Chronique littérature – Après l’avènement de la religion monothéiste et de la civilisation occidentale, les sociétés africaines ont connu beaucoup de mutations tant sur le plan économique, politique et social. Les conditions sociales des uns et des autres prennent une autre dimension. Ainsi, les femmes décident de briser le silence en s’engageant dans la politique, dans les association, ou via l’écriture, etc. De ce fait, elles se racontent, parlent et véhiculent des images à travers leurs écritures.
Si certaines sont pour l’égalité et l’émancipation, tel n’est pas le cas chez d’autres. Pour mieux élucider cela, nous allons nous intéresser à une œuvre contemporaine de la littérature malienne écrite par une femme. Il s’agit d’Une femme presque parfaite de Oumou Ahmar Traoré, publiée en 2017 [éd. La Sahélienne, Bamako]. Cette étude imagologique nous permettra de faire la peinture de la femme moderne. Il s’agira alors de donner à voir les différentes casquettes que peut arborer la femme d’aujourd’hui, et principalement, mettre en évidence l’équilibre parfois fragile sur lequel reposent vie de famille et ambition professionnelle.
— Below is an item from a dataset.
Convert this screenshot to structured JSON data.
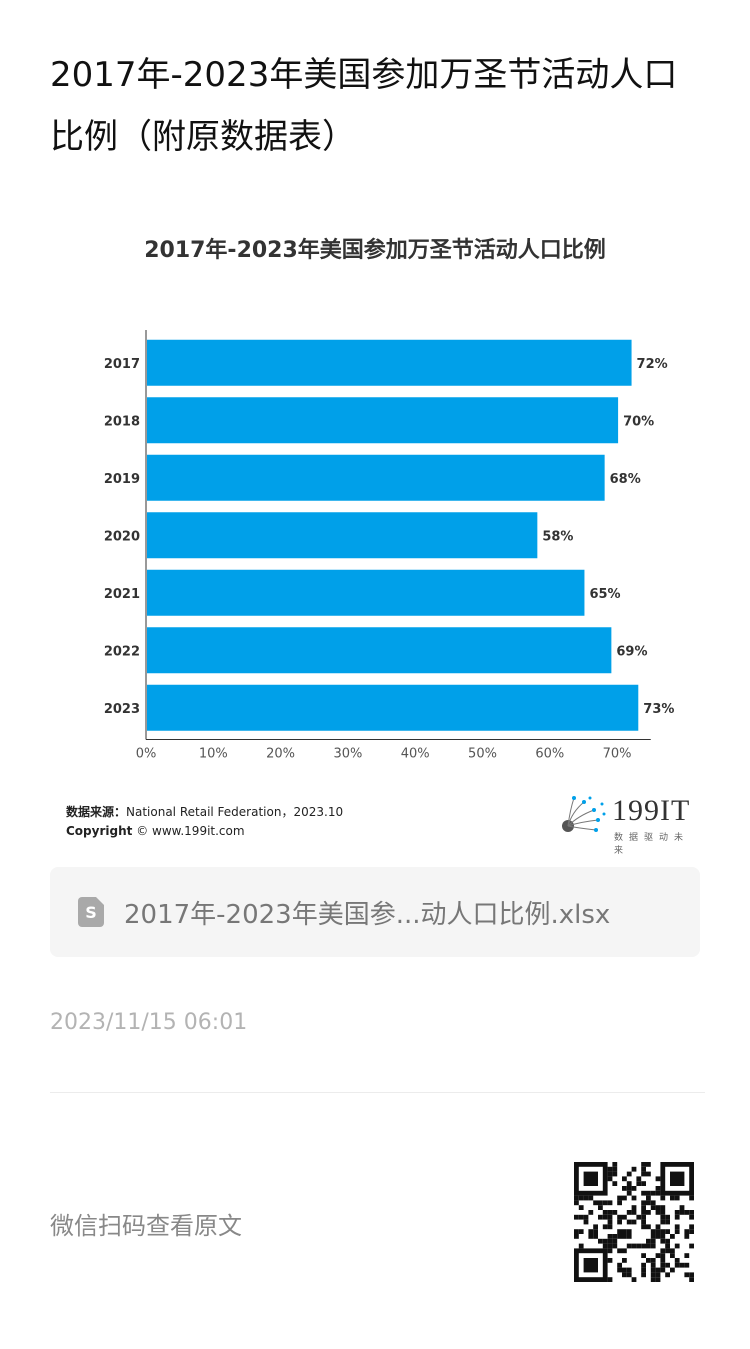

Partisane de l’équité et de l’égalité
L’émancipation, selon le dictionnaire électronique Robert, est l’action de s’affranchir d’une autorité, de servitudes ou de préjugés. Ce sujet est beaucoup abordé aujourd’hui surtout quand il s’agit de la femme africaine. Cela se manifeste par une femme qui travaille avec amour, courage et abnégation tel le cas de Yaghâré. Dans son roman Une femme presque parfaite, Oumou Ahmar Traoré met l’accent sur une femme travailleuse, engagée et ponctuelle. Son personnage principal Yaghâré est « présente parmi les premiers au service, elle était aussi parmi les derniers à en partir ». Sa seule devise est de « travailler, encore et toujours, avec âpreté et opiniâtré, tel semblait être son unique crédo. » (p.11)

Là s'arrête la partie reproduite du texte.